JPEG2000 was designed to provide access to different regions, resolutions, and levels of quality of an image without decoding the entire JPEG 2000 file. Various progression orders were also defined so that a file transmitted over a slow communication channel would “progress” in a certain way, e.g., from low resolution to high resolution, or from low quality to high quality. Also of interest was the ability to choose portions of the image in an order other than the order the file was stored. In general, someone might interactively select a region and quality of the image for transmission.
J. Li and H.-H. Sun, in “Virtual Media (Vmedia) Access Protocol and its Application in Interactive Image Browsing”, Proc. SPIE Conf. on Multimedia Computing and Networking, vol. 4312, pp. 99-110, Jan. 22-23, 2001, San Jose, Calif., proposed a virtual media (Vmedia) access protocol and developed an interactive JPEG 2000 browser with Vmedia. They use code-block access as the basic elements. Their cache implementation has priority bits.
M. Boliek, G. K. Wu and M. J. Gormish, in “JPEG 2000 for Efficient Imaging in Client/Server Environment”, Proc. SPIE Conf. on App. of Digital Imaging, vol. 4472, pp. 212-223, Jul. 31-Aug. 3, 2001, San Diego, Calif., define a client/server environment to transport JPEG 2000 images. Their work defines “smart client,” “dumb client,” “smart server,” and “dumb server.” They provide examples of JPEG 2000 byte usage in a “pan and zoom” session and describe a protocol based on Internet Imaging Protocol (IIP), Version 1.0.5, 6 October 1997. The protocol described here extends some of the ideas from Boliek, et al., “JPEG 2000 for Efficient Imaging in Client/Server Environment”, Proc. SPIE Conf. on App. of Digital Imaging, vol. 4472, pp. 212-223, Jul. 31-Aug. 3, 2001, San Diego, Calif., paper but relies on HTTP as defined in R. Fielding, J. Gettys, J. C. Mogul, H. Frystyk, L. Masinter, P. Leach, T. Berners-Lee (Editors), Hypertext Transfer Protocol—HTTP/1.1, RFC 2616, June 1999 for transport.
Sachin Deshpande and Wenjun Zeng, in “Scalable Streaming of JPEG2000 Images using Hypertext Transfer Protocol”, Proc. ACM Conf. on Multimedia, pp. 372-381, Oct. 2-4, 2001, send JPEG 2000 images using HTTP. However, they send a separate index file with header information and then use HTTP byte range requests to get the desired image pieces. Their protocol allows pipelining of requests, but not interruption. It suffers from an extra roundtrip time to get the index file. Their examples are highly inefficient because multiple byte ranges are sent with “Content-Type: multipart/byteranges;” with a boundary value. In one case, there is 70 bytes of overhead for 48 bytes of data.

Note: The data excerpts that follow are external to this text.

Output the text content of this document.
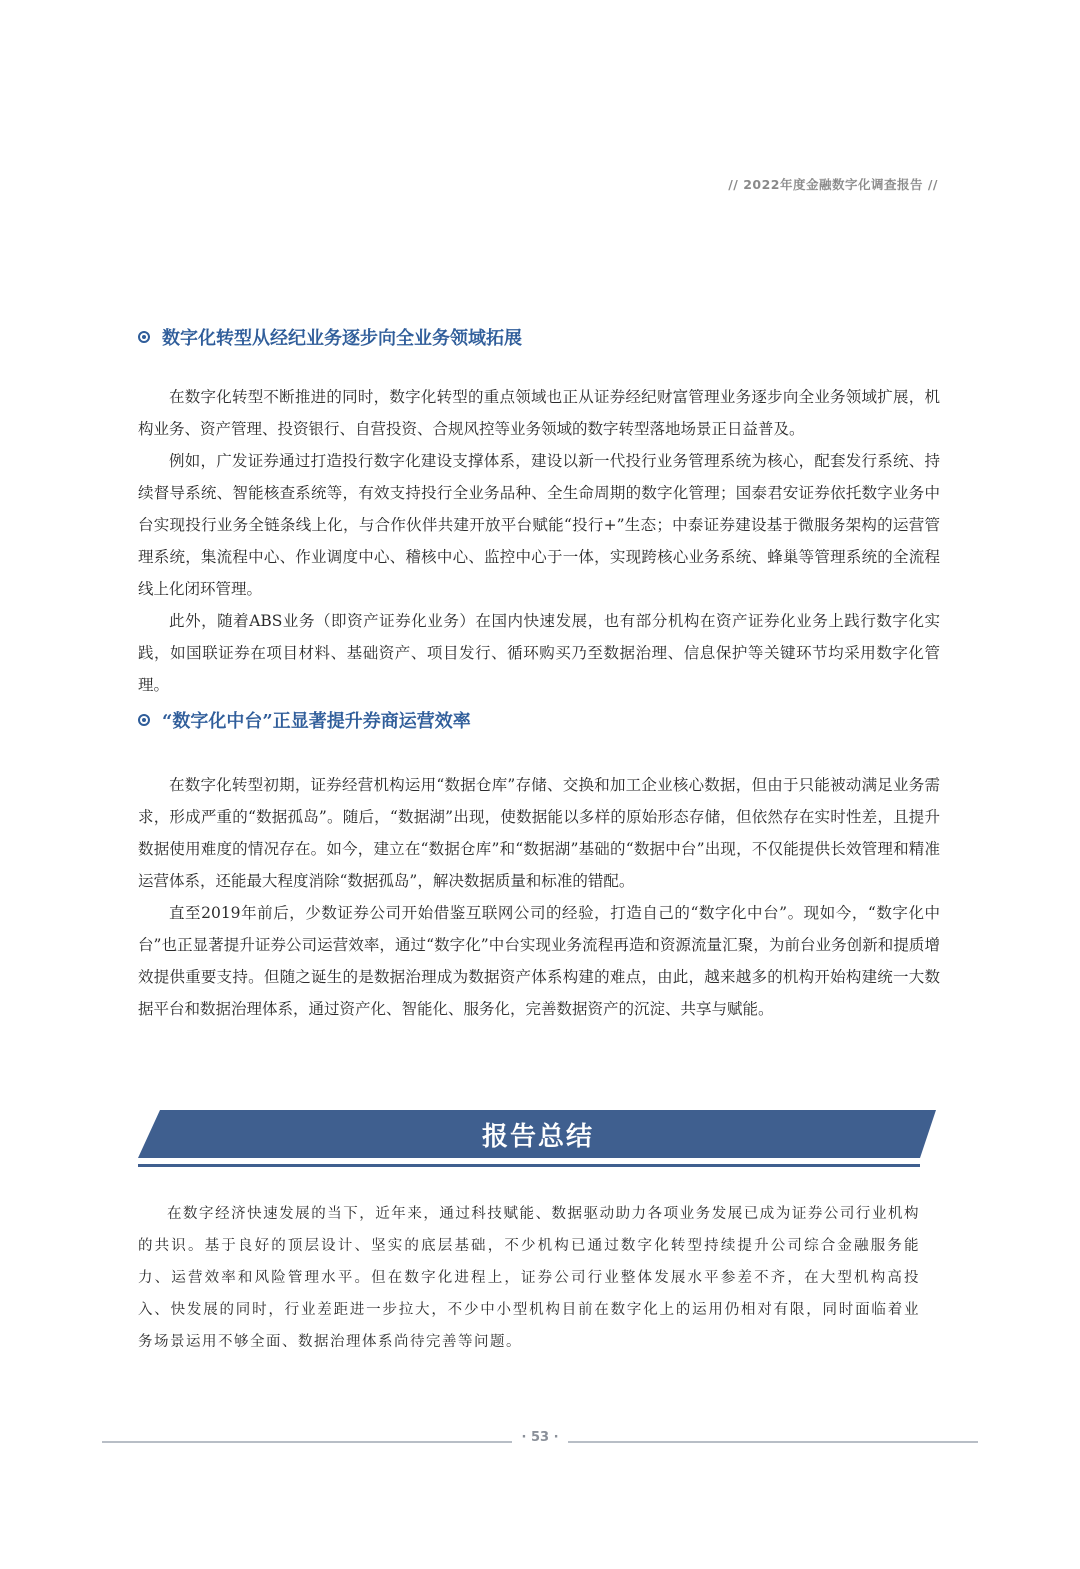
// 2022年度金融数字化调查报告 //
数字化转型从经纪业务逐步向全业务领域拓展

在数字化转型不断推进的同时，数字化转型的重点领域也正从证券经纪财富管理业务逐步向全业务领域扩展，机构业务、资产管理、投资银行、自营投资、合规风控等业务领域的数字转型落地场景正日益普及。

例如，广发证券通过打造投行数字化建设支撑体系，建设以新一代投行业务管理系统为核心，配套发行系统、持续督导系统、智能核查系统等，有效支持投行全业务品种、全生命周期的数字化管理；国泰君安证券依托数字业务中台实现投行业务全链条线上化，与合作伙伴共建开放平台赋能“投行+”生态；中泰证券建设基于微服务架构的运营管理系统，集流程中心、作业调度中心、稽核中心、监控中心于一体，实现跨核心业务系统、蜂巢等管理系统的全流程线上化闭环管理。

此外，随着ABS业务（即资产证券化业务）在国内快速发展，也有部分机构在资产证券化业务上践行数字化实践，如国联证券在项目材料、基础资产、项目发行、循环购买乃至数据治理、信息保护等关键环节均采用数字化管理。

“数字化中台”正显著提升券商运营效率

在数字化转型初期，证券经营机构运用“数据仓库”存储、交换和加工企业核心数据，但由于只能被动满足业务需求，形成严重的“数据孤岛”。随后，“数据湖”出现，使数据能以多样的原始形态存储，但依然存在实时性差，且提升数据使用难度的情况存在。如今，建立在“数据仓库”和“数据湖”基础的“数据中台”出现，不仅能提供长效管理和精准运营体系，还能最大程度消除“数据孤岛”，解决数据质量和标准的错配。

直至2019年前后，少数证券公司开始借鉴互联网公司的经验，打造自己的“数字化中台”。现如今，“数字化中台”也正显著提升证券公司运营效率，通过“数字化”中台实现业务流程再造和资源流量汇聚，为前台业务创新和提质增效提供重要支持。但随之诞生的是数据治理成为数据资产体系构建的难点，由此，越来越多的机构开始构建统一大数据平台和数据治理体系，通过资产化、智能化、服务化，完善数据资产的沉淀、共享与赋能。

报告总结

在数字经济快速发展的当下，近年来，通过科技赋能、数据驱动助力各项业务发展已成为证券公司行业机构的共识。基于良好的顶层设计、坚实的底层基础，不少机构已通过数字化转型持续提升公司综合金融服务能力、运营效率和风险管理水平。但在数字化进程上，证券公司行业整体发展水平参差不齐，在大型机构高投入、快发展的同时，行业差距进一步拉大，不少中小型机构目前在数字化上的运用仍相对有限，同时面临着业务场景运用不够全面、数据治理体系尚待完善等问题。

· 53 ·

Wright, R. Clark, G. Colyer, in “An implementation of JPIP based on HTTP”, ISO/IEC JTC 1/SC 29/WG 1 N2426, Feb. 14, 2002, Elysium Ltd., UK, describe use of HTTP “Accept-Ranges:” with values such as bytes, jp2-boxes, and j2k-packets. The main disadvantage of their approach is the need to end the initial connection and open a new connection after determining the server supports these additional range types. Their work is not a full definition of a JPEG 2000 interactive protocol.
D. Taubman, in “A Very Simple Proposal for JPIP”, ISO/IEC JTC 1/SC 29/WG 1 N2445, Mar. 13, 2002, Univ. of New South Wales, Australia, uses precincts and code-blocks as the basic elements of JPEG 2000 file transfer. He defines a protocol, using binary containers, specifying acknowledgements and session information, and using byte ranges of precincts as the fundamental return type. In contrast, this protocol uses self-labeled tile-parts as the basic elements for communication. This way both the client and the server have copies of valid JPEG 2000 codestreams.
R. Prandolini, S. Houchin, R. Clark, in “Call for JPIP Technology Proposals”, ISO/IEC JTC 1/SC 29/WG 1 N2550, Mar. 21, 2002, issued a call for proposals for JPEG 2000 Interactive Protocol (JPIP). Their document describes a sequence of pan and zoom steps someone might use with a browser and ask for measurements of efficiency. No technology is defined in the call for proposals.
Canon, “Proposal for JPIP Tier 2 protocol,” 28 Jun. 2002, WG1N2608, was an answer to the call for proposals that defines a full protocol and access to individual codeblocks or larger portions of a JPEG 2000 file. Their proposal also defines an Application Programmers Interface (API) for the protocol.